On the respondents’ side, counsel supported the Magistrates decision and submitted that the evidence of the appellants was insufficient to sustain the suit.

The appellants blamed the driver and/or owner of the small car for the accident because it moved into the path of the lorry at a sharp corner of the road thus forcing the driver of the lorry to move to his extreme left thus, losing control into the bush and hitting a tree or trees.
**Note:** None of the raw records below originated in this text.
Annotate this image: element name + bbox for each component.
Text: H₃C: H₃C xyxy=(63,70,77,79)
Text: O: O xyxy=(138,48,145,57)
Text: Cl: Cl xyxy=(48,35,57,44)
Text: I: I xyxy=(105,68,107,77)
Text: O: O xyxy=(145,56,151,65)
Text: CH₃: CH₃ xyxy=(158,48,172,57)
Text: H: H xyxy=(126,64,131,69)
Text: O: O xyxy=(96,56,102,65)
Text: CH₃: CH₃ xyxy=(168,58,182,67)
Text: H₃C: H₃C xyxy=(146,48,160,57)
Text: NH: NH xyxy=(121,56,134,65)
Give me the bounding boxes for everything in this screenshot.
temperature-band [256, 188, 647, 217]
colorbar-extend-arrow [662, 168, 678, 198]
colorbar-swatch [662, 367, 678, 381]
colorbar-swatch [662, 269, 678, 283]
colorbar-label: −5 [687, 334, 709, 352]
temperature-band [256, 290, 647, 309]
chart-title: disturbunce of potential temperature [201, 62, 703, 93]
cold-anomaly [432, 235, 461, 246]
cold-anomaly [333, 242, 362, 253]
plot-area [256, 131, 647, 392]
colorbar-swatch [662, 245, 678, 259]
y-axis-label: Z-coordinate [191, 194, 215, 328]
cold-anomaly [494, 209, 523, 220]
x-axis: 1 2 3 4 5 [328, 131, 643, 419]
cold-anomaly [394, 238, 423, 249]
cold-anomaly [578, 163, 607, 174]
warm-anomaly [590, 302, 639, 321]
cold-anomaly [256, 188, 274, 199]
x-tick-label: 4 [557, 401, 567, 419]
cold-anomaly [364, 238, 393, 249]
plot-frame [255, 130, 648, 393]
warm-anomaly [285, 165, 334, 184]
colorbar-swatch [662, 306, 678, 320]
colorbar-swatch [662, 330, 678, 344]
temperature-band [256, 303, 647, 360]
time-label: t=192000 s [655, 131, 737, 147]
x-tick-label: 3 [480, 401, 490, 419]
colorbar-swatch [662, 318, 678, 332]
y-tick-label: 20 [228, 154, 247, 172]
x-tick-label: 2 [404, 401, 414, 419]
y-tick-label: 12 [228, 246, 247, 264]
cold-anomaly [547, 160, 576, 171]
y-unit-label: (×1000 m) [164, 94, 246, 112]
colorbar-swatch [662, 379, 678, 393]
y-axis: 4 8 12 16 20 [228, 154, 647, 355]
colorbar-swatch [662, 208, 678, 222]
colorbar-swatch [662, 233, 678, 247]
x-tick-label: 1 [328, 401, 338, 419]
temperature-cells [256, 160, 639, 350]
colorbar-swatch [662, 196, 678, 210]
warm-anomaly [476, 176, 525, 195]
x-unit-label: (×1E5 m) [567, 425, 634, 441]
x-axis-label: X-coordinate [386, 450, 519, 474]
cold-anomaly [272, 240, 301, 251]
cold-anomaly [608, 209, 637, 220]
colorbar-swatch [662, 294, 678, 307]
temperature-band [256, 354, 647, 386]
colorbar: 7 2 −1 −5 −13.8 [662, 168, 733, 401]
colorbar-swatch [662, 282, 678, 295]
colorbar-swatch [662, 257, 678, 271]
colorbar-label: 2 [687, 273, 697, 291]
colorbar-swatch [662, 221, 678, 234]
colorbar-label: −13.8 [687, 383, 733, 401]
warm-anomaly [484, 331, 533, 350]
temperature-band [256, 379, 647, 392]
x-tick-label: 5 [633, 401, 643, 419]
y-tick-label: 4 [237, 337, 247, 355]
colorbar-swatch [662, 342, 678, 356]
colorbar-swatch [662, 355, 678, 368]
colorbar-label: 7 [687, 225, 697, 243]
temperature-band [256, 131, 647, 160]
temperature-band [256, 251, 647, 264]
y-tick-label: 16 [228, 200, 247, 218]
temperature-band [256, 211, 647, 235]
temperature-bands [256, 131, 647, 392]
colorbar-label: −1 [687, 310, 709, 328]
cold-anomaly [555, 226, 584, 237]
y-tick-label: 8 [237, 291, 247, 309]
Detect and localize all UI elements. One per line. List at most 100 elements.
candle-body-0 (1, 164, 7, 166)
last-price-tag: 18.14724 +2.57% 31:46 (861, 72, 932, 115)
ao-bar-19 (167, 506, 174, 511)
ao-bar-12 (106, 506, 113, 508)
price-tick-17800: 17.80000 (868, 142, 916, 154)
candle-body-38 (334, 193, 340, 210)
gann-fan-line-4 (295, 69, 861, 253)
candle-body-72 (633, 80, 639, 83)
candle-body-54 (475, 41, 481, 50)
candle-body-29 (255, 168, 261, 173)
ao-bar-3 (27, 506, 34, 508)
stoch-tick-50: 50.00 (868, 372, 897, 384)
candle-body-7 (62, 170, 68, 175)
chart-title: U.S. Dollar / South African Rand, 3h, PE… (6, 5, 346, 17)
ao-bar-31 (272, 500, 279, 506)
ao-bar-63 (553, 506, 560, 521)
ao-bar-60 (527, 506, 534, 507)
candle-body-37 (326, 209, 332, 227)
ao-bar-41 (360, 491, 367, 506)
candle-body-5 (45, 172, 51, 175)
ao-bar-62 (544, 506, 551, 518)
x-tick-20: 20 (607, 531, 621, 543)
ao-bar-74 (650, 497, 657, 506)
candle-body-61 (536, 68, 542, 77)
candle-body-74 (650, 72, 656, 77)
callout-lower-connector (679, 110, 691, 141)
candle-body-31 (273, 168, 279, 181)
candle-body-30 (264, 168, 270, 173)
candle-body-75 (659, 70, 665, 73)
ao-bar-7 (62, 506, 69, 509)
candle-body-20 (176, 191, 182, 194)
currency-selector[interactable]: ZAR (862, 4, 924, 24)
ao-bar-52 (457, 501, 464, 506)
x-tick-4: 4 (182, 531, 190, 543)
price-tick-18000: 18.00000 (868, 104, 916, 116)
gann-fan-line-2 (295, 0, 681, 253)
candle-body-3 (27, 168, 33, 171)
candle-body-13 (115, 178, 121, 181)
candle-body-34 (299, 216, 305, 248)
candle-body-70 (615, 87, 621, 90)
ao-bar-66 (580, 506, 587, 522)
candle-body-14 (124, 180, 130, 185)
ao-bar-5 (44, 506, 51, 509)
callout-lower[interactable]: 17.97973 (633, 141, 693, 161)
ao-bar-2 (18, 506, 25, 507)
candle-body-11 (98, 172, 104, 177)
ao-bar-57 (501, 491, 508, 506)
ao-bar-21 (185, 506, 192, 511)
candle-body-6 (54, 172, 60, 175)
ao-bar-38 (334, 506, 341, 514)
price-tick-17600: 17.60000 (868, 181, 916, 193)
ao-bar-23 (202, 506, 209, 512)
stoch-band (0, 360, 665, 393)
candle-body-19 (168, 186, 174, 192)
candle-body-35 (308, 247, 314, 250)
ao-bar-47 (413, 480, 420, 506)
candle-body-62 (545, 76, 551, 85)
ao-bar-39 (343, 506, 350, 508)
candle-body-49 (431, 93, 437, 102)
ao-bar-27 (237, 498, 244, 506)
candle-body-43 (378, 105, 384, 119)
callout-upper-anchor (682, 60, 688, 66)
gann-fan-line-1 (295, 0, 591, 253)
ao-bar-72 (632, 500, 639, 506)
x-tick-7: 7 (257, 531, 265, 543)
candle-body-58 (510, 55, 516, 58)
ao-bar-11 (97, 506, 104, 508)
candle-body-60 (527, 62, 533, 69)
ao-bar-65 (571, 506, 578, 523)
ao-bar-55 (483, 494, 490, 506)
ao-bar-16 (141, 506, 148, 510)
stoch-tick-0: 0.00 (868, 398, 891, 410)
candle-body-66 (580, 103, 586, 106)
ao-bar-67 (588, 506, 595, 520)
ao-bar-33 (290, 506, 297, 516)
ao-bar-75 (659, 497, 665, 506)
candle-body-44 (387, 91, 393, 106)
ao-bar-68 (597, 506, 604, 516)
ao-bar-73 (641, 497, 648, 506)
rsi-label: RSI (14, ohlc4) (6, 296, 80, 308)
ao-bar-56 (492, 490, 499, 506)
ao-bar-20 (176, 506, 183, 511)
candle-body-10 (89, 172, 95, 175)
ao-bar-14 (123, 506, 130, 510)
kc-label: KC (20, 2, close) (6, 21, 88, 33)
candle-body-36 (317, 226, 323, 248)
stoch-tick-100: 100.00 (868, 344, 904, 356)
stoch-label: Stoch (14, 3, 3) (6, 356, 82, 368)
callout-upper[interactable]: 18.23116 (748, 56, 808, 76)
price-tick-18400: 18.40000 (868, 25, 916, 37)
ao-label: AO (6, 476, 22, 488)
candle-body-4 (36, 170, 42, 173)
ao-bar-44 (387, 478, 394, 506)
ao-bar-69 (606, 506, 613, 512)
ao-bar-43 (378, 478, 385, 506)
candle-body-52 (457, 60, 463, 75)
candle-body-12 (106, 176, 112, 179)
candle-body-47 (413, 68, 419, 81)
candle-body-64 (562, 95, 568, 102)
Surely without a police sketch map of the scene available, how was the learned Magistrate to verify this evidence before accepting it as true yet this was the evidence to pin liability for this accident o the driver and/or owner of the small vehicle!

Since it was alleged there were rains on the day of the accident, surely it would have been easy for police to mark out skid marks to confirm if the small vehicle came into the way of the lorry to force the latter off the road!

Without this evidence, the learned Magistrate was perfectly right in finding that liability had not been established against the defendant, even though she did not appear during the hearing of the case.

The Magistrate was also right in asking how the defendant was associated with the small car. That the abstract report gave her description as the driver of the motor vehicle was not enough to confirm he as the owner thereof without a search certificate at the Registrar of Motor Vehicles to confirm this.

That the defendant did not turn up for the hearing of the case did not lower the standards of proof and the onus was still on the plaintiffs to lay before the court all the facts placing liability upon the defendant in the case subject to this appeal and to show that she was negligent in the manner she drove the small car, if at all.

The learned Senior Resident Magistrate dealt with the issues in the case before him sufficiently and no reason has been advanced in this appeal why this court should fault his decision.

I dismiss this appeal with no order for costs.

Delivered this 17th day of May, 2002.